Tuesday, July 1, 2014

Packer Meadows

Our day off this week turned out to be beautiful, sunny and clear, a perfect day for a trip. We had been encouraged to travel up to Lolo Pass, the border between Montana and Idaho on Hwy 12, to see the summer crop of camas flowers. On the way we got a great shot of Lolo Peak, elevation 9,143. From Wikapedia: The name "Lolo" probably evolved from "Lou-Lou", a pronunciation of "Lawrence," a French-Canadian fur trapper killed by a grizzly bear and buried at Grave Creek. The first written evidence of the name "Lolo" appears in 1831 when Hudson's Bay Company fur trader John Work refers in his journal to Lolo Creek as "Lou Lou." In an 1853 railroad survey and map, Lieutenant John Mullan spelled the creek and trail "Lou Lou." However, by 1865 the name was shortened to Lolo and is currently the name of a national forest, town, creek, mountain peak, mountain pass and historic trail in west central Montana.
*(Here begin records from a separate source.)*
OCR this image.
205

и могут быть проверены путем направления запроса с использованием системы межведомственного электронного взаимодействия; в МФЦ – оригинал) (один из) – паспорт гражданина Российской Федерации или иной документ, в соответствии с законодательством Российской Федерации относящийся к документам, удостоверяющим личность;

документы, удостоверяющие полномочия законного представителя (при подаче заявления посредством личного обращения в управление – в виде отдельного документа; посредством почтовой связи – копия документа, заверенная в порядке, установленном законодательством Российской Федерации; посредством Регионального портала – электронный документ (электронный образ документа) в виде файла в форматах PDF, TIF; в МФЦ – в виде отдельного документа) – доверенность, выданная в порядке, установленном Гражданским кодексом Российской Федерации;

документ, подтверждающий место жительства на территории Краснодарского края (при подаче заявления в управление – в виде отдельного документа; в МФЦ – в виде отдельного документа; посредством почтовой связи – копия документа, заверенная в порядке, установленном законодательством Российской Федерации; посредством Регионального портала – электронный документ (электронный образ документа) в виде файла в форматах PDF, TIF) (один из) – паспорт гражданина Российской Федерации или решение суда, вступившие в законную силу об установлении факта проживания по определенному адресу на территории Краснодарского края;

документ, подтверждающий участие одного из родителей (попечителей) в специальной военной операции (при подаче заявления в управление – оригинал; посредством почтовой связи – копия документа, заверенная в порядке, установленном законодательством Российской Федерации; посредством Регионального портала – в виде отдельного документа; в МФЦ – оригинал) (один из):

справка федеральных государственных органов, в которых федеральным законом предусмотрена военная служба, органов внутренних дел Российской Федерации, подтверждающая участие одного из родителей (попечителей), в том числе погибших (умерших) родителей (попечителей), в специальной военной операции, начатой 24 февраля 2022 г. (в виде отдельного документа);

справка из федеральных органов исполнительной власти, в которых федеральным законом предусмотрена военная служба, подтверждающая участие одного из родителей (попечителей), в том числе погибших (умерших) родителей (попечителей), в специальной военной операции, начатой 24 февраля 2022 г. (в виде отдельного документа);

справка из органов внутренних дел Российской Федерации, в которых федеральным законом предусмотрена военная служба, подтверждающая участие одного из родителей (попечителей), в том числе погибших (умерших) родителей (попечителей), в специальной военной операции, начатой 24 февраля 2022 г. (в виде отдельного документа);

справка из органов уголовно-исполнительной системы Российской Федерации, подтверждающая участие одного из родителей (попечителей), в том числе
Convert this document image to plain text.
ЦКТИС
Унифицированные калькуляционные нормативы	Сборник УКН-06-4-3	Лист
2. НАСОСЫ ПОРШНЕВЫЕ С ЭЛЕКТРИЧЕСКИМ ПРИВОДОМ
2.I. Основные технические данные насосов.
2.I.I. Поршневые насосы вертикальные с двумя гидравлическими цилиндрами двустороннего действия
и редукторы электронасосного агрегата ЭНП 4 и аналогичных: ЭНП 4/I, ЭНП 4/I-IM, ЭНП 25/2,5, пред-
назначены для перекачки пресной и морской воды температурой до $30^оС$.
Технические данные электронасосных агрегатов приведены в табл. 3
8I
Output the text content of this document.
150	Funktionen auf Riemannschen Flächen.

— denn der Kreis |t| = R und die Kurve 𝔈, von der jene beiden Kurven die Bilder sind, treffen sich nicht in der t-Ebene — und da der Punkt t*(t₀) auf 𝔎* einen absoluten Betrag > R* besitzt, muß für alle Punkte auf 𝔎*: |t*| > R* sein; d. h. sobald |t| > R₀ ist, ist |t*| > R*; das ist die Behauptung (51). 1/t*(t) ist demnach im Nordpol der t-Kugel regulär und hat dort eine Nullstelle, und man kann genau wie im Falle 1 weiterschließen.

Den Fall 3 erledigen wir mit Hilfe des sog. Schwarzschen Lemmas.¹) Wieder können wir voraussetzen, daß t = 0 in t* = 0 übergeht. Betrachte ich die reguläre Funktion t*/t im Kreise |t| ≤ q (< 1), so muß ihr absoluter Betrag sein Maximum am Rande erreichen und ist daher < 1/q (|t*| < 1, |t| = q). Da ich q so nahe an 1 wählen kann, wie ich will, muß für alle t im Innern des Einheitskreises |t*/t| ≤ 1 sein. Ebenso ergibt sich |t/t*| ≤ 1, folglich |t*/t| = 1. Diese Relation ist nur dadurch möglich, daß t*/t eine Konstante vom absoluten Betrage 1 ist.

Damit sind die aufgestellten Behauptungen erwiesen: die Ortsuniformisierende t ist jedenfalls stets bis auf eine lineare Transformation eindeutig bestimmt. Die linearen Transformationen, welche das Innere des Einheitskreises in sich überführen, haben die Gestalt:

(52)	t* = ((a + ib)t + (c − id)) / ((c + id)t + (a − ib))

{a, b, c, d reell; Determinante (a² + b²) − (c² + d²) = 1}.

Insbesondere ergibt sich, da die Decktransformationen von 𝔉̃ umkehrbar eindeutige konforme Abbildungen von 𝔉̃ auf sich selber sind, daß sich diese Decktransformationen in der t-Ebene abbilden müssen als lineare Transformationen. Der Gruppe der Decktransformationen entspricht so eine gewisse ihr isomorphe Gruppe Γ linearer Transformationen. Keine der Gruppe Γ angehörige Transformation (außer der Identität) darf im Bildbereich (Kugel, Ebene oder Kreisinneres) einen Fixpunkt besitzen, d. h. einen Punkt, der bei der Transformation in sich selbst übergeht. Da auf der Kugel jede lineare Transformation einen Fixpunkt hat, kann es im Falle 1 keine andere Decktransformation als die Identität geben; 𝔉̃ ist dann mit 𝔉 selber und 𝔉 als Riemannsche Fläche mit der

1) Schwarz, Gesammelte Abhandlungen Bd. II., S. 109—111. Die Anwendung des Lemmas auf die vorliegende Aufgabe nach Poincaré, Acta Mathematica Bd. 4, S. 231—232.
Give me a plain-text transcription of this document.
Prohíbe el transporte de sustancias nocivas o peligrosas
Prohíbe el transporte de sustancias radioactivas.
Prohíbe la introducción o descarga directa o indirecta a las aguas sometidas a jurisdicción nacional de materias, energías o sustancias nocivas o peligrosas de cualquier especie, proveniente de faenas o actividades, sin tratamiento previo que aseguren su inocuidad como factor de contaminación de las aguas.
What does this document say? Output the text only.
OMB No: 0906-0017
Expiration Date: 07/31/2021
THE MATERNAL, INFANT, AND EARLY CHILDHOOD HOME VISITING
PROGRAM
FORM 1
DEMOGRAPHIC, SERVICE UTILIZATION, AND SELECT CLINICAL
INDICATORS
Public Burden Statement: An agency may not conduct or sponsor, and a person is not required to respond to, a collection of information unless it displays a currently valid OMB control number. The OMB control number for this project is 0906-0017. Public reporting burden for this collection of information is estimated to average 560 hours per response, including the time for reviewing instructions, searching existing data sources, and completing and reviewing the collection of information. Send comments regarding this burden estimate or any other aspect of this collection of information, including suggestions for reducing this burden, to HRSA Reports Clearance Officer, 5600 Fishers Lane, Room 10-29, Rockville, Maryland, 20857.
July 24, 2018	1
After a quick stop at the Lolo Pass Visitor Center for directions, we found our way, on a dirt road, to Packer Meadows, a gorgeous field bursting with the lovely camas flowers as well as many other kinds of wildflowers. We gazed at a sea of blue in every direction!

Learning that the Nez Perce Indians depended on the camas flower, I looked up the use of the plant. It was sought out by many native peoples in the western U.S. and Canada. The bulb looks and tastes somewhat like a baked sweet potato, but sweeter. When dried, the bulbs can be pounded into a flour. Camas bulbs contributed to the survival of members of the Lewis and Clark Expedition of 1805 and 1806. It would fun to have a taste, but I realize digging wildflowers is not allowed in an historical place!

Another view of these gorgeous flowers.

An additional treat for us, as we traveled slowly along a 7 mile, very primitive road to the south of the Pass, was seeing what seemed like millions of spectacular bear grass blooms. They were covering the hillsides along the way. We had an amazing day, filled with not only these two delightful species, the camas and the bear grass, but also many other lovely wildflowers amidst high country forests. We live in a magnificent country!